Robert in the Eighties
Carl Johnson | Detroit, MI United States | 05/08/2003
(5 out of 5 stars)

"Robert Wyatt is not a performer one usually associates with the bubble-gum leaning 1980's, but he still had much to write and say in that decade! Granted, musically- much of the songs were not as intricate as earlier his material, but it is satisfying in a different way. It is also inventive, musically intellegent and politically charged! If you ever check out the history musically & personally of this man and his music, this record might be a good place to start. It is NOT like Soft Machine. Robert has moved on. If you are just starting your journey into prog rock (and it is a journey to say the least), this record is not hard or harsh. It is thoughtful musical works by a talented introspective, legendary man. Check it out! Wonderful spin!"

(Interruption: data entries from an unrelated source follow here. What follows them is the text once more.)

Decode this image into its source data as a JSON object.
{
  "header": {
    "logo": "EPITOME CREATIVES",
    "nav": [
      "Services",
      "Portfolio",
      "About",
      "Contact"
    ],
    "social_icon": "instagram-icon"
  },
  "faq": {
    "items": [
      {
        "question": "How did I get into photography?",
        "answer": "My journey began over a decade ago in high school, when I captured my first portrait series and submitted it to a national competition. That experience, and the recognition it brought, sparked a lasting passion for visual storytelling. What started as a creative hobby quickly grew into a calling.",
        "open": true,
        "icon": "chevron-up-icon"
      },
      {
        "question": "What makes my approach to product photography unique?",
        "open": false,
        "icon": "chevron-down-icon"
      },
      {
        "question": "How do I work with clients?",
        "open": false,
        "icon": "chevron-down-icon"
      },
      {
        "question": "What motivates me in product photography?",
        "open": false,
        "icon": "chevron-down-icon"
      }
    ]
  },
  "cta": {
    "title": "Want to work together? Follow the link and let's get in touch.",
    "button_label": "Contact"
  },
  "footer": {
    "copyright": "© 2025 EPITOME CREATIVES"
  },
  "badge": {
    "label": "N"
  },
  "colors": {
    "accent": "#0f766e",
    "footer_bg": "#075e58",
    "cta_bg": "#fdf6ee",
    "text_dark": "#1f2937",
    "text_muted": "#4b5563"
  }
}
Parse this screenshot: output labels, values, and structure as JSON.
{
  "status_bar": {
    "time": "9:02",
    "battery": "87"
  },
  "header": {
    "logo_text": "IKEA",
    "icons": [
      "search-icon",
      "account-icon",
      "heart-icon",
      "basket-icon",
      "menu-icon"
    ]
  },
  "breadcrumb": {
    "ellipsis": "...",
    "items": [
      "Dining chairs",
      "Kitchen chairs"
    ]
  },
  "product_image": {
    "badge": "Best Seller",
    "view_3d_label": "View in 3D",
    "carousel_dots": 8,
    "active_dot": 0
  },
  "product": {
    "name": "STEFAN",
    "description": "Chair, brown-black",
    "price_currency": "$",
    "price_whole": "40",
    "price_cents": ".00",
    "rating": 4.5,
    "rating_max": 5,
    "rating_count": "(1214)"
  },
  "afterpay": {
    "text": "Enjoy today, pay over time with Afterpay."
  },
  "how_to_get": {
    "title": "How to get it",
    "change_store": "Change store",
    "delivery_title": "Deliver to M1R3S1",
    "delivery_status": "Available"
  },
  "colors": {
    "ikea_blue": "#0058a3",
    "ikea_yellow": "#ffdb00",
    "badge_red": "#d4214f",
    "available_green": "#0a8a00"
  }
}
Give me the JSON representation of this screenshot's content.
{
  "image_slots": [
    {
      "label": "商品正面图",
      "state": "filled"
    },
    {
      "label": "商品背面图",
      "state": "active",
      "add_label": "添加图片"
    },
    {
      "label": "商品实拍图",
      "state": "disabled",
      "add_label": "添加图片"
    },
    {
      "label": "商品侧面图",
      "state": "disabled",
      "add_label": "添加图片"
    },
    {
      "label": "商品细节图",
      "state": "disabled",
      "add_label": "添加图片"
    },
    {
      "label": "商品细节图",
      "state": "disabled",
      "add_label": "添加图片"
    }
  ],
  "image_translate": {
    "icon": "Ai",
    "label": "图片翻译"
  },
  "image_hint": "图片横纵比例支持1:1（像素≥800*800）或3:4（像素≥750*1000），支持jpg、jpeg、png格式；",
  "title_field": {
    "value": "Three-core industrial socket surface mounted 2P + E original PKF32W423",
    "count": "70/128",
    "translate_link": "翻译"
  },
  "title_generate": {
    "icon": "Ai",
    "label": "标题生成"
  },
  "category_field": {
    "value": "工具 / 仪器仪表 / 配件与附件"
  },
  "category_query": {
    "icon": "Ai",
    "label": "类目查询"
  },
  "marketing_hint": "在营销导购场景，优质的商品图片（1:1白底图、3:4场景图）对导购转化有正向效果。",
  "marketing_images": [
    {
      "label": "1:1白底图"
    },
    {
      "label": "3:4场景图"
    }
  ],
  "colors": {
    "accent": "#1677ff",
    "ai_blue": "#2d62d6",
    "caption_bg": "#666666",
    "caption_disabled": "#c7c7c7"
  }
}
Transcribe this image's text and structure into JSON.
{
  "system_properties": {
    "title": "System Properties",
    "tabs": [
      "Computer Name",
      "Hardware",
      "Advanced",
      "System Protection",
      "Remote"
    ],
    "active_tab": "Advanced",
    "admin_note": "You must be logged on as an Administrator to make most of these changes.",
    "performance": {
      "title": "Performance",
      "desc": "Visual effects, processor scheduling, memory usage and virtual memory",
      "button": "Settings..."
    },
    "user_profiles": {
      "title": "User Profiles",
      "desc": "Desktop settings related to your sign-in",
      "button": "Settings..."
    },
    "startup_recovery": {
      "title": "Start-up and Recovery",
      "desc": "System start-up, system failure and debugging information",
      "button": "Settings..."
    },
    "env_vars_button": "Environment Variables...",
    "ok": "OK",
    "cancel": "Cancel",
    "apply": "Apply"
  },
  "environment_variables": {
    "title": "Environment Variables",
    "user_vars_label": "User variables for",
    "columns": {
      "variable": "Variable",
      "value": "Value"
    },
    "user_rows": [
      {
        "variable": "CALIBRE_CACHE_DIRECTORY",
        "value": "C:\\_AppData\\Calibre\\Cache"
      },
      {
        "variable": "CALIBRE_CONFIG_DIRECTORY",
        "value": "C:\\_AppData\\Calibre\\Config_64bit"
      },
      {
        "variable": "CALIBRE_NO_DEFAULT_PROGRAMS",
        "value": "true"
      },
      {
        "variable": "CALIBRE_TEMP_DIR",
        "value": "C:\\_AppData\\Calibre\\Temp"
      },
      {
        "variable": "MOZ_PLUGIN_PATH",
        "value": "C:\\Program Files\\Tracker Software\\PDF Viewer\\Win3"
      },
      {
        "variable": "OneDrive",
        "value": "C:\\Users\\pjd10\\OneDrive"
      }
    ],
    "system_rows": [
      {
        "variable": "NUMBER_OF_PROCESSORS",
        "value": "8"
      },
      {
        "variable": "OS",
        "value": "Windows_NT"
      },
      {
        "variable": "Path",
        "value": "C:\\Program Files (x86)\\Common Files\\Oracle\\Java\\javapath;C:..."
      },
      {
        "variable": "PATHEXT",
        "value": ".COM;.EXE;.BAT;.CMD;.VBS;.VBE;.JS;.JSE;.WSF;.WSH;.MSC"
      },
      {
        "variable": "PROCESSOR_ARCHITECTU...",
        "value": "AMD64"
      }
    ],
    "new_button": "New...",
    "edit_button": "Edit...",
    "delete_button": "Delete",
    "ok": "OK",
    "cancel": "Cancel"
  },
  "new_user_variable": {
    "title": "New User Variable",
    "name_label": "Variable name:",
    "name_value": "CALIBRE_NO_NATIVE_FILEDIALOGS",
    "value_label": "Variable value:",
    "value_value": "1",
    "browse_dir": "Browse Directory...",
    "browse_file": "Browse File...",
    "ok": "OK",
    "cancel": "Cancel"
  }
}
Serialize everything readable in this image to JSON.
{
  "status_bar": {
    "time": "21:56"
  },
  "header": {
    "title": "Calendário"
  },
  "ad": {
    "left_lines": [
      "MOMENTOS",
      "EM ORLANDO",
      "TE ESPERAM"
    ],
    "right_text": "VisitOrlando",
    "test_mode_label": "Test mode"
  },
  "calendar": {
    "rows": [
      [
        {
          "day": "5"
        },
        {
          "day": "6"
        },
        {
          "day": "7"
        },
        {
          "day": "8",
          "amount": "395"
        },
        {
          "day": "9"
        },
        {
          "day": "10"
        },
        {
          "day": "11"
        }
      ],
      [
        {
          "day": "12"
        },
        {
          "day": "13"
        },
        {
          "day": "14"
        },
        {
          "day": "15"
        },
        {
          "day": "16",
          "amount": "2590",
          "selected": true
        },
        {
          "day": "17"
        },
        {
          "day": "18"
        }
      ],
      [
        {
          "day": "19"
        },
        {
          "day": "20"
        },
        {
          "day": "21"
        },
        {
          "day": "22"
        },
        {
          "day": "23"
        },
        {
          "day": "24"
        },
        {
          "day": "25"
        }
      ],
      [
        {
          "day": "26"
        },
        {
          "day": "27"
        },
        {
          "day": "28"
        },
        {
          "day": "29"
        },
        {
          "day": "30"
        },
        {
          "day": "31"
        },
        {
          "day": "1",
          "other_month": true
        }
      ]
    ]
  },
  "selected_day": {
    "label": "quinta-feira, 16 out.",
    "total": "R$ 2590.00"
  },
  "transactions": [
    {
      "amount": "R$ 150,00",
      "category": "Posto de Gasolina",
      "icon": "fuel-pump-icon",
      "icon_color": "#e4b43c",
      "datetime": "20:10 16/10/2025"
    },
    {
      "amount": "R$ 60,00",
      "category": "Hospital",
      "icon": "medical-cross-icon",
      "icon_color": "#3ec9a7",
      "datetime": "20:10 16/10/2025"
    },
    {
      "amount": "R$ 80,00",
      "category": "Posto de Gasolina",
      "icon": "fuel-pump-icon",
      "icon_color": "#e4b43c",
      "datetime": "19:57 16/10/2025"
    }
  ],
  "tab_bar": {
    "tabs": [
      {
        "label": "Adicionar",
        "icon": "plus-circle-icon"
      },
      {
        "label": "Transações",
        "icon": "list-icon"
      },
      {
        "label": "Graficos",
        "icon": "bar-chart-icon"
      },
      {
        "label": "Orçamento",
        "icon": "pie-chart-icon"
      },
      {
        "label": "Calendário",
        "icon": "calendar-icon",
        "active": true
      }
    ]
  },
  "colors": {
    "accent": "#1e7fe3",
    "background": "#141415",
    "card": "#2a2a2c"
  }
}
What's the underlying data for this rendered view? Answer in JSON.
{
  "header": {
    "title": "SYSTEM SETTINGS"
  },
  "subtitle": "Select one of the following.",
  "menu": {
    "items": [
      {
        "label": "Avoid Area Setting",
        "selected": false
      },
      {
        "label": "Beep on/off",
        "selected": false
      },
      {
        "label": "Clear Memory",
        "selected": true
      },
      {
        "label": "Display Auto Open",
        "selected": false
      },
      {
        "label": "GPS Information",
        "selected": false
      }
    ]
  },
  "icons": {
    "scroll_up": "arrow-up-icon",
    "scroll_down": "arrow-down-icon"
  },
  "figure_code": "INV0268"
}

Hypnotic, haunting ... and hard to forget
M. Bromberg | Atlanta, GA United States | 05/12/2004
(5 out of 5 stars)

"Once you've heard Robert Wyatt's sweet and unassuming tenor, either one album is too much or a hundred albums aren't enough. This collection, which combines his 1985 album "Old Rottenhat" with a group of EPs and singles from that era, is full of mysterioso lyrics, minimalist production, and mesmerizing drum loops that have made the former Soft Machine recluse into an English art-rock cult hero. The album's variety is pretty dizzying, almost to the point of being overwhelming on first listen -- songs in Spanish ("Te Recuerdo Amanda"), covers of Thelonious Monk and Peter Gabriel, as well as his more oblique originals like "The United States of Amnesia" and "The Age of Self." (It's a long way from Soft Machine to Wyatt's heartfelt contribution to "The Liberator" animal-benefit effort, an ode entitled "Pigs"). Still, it all pulls together: beautifully self-produced, understated, these are pop songs with melodies that you'll hum the following day. A wonderful introduction to a unique musician."